It was a tough week for stock markets across the board, with the Dow Jones down 3.71%, the S&P 500 falling 3.63% and the NASDAQ tumbling 4.26%. The MCSI Emerging Markets Index also fell 4.99%.
You had one big gainer in your Bull Market Alert portfolio: last week’s recommendation Luxoft Holding Inc. (LXFT), which added 5.73%.
Both Luxoft and NetEase, Inc. (NTES) also hit new 52-week highs.
Several positions fell below their 50-day moving averages and moved to a HOLD. These include ULTA Salon, Cosmetics & Fragrance, Inc. (ULTA), Alaska Air Group, Inc. (ALK) and ProShares Ultra Nasdaq Biotechnology (BIB). You were stopped out of Big Lots, Inc. (BIG) on Friday on the back of a massive — and puzzling — sell-off in the U.S. retail sector.
After rallying hard in the month of October, it looks like the current “bull market” has failed. And it only lasted three weeks.
Of course, there are all sorts of ways to define a bull market. But let’s use the simple and objective 200-day moving average. Anything above that level is a bull market. Anything below it is a bear market. This measure is not perfect, but it is a surprisingly effective rule of thumb.

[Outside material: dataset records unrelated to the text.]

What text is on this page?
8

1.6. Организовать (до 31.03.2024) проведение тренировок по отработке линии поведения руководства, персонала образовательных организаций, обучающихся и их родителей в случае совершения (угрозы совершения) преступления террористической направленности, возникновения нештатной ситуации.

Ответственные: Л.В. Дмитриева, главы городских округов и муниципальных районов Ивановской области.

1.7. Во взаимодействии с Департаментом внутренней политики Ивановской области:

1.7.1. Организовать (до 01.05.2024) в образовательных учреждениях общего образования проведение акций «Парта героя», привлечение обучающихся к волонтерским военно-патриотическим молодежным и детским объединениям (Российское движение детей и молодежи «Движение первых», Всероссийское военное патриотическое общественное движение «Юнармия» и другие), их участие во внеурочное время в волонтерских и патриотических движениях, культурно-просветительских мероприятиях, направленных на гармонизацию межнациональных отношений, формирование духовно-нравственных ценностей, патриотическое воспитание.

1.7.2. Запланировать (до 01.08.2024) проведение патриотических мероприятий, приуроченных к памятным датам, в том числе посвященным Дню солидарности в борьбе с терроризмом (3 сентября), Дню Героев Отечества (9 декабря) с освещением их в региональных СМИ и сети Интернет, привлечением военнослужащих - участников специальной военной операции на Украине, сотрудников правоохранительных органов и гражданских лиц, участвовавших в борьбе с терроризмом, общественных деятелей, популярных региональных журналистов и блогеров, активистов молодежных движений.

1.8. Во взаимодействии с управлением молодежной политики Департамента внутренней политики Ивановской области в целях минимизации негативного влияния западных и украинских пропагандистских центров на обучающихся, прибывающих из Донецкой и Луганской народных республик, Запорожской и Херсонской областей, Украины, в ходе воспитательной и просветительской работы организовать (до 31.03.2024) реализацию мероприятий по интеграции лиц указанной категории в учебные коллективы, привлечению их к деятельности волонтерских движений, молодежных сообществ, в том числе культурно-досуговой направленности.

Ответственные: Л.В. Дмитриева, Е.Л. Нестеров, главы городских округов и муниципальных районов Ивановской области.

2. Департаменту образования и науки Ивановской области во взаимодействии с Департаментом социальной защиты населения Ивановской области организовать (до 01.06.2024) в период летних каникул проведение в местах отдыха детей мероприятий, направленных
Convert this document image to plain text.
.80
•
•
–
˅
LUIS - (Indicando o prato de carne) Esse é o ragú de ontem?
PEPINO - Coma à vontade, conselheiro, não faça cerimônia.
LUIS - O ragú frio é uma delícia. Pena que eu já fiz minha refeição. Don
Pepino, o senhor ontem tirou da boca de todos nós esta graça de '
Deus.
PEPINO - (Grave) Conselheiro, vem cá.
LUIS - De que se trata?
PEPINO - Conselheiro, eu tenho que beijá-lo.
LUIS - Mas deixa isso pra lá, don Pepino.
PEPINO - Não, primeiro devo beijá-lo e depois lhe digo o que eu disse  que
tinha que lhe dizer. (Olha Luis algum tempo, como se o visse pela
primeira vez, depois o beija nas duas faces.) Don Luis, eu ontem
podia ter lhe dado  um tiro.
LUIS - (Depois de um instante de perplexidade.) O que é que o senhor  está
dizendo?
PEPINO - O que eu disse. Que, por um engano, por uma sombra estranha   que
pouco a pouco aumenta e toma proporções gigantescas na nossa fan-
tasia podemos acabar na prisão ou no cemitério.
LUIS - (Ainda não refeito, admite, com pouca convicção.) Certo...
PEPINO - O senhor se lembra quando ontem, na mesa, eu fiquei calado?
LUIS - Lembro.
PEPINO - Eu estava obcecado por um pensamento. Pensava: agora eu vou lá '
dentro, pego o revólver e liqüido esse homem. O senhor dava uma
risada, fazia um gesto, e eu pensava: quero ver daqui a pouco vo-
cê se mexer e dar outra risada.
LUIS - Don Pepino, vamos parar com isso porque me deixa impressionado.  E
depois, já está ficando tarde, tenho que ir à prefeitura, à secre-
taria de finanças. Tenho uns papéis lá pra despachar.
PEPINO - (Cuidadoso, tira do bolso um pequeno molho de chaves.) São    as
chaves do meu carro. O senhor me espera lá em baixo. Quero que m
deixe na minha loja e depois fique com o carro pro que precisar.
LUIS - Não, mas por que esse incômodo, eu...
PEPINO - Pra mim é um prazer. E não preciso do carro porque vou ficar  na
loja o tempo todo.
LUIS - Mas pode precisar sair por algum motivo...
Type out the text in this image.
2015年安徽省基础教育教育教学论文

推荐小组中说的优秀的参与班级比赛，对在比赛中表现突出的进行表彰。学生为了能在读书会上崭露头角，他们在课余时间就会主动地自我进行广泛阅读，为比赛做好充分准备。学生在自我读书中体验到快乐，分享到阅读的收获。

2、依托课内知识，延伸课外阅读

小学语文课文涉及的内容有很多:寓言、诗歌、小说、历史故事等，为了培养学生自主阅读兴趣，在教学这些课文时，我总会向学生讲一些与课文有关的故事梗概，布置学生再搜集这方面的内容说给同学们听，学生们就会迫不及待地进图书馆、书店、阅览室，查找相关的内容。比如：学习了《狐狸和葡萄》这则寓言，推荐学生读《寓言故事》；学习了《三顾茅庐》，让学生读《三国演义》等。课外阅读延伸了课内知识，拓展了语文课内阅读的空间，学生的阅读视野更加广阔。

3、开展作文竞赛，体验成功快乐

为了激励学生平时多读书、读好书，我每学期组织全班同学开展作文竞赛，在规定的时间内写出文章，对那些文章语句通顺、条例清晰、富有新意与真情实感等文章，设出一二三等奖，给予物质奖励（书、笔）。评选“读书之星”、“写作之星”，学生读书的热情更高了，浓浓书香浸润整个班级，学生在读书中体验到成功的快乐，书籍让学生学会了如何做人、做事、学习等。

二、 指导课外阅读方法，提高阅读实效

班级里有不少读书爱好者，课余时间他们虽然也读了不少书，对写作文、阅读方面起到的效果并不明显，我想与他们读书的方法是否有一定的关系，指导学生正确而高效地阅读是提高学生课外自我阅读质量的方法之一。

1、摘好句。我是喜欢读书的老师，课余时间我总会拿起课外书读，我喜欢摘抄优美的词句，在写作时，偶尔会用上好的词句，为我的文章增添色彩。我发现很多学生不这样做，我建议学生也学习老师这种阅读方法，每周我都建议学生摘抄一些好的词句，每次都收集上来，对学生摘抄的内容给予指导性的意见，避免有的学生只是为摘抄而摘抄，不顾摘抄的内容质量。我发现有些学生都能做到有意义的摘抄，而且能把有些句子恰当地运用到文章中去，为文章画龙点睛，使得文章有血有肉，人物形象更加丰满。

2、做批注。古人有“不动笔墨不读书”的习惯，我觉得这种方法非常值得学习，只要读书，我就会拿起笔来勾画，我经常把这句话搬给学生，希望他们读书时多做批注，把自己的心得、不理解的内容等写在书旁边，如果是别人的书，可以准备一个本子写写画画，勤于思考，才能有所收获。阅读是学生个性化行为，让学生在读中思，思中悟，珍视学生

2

And after ending a two-month streak below its 200-day average, the S&P 500 rose back above it on Oct. 23. 14 days later it dropped back below it.
According to data from sentimentrader.com, looking back farther to 1928, stocks which spent at least two months below the 200-day average, then popped above it only to fail quickly, occurred 19 times. Over the next 1-3 months, only six occurrences showed a positive return. And those average returns were far below average.
The news has been a lot better over the past 30 years. There have been four such signals, three of which led to excellent gains over the next six months.
With the market having just entered the most positive six months of the year, I’m inclined to be more positive than what the historical average might suggest. The broader U.S. indices are entering technically oversold territory and are due for a bounce.
That said, the current whipsawing market remains extremely challenging and frustrating.
I’ll be back with a new Bull Market Alert recommendation next week.
Alaska Air (ALK) gave back 2.72% over the past week. Alaska Air cut its fuel cost forecast by $0.04 recently — a 37% year-over-year decrease and 8.2% lower than just last quarter. The International Council on Clean Transportation (ICCT) also recently ranked ALK first in fuel efficiency for U.S. airlines for its fifth year in a row. ALK dipped below its 50-day moving average (MA) last week to become a HOLD.
NetEase, Inc. (NTES) rose 0.88%. NTES reported earnings last Wednesday, spiking to a new 52-week high the following day, only to float back down and end the week slightly higher on Friday. NTES reported a jump in third-quarter profits with revenue more than doubling to $1.05 billion. NetEase’s primary revenue source, online gaming, jumped 43% to $820.2 million. NTES is a BUY.
Paycom Software, Inc. (PAYC) lost 8.56%. PAYC priced a secondary offering of 4.5 million shares at $42.15 per share last Friday, nearly 5% below Thursday’s closing price, putting short-term downside pressure on the stock late last week. PAYC is a BUY.
Luxoft Holding Inc. (LXFT) added 5.73% last week. LXFT reported an earnings beat last Tuesday of $0.84 earnings per share (EPS) vs. an estimate of $0.71 EPS. Revenue was also higher, coming in at $161.5 million vs. the estimated $159.88 million. Several firms raised price targets and reiterated a “Buy” rating. LXFT is a BUY.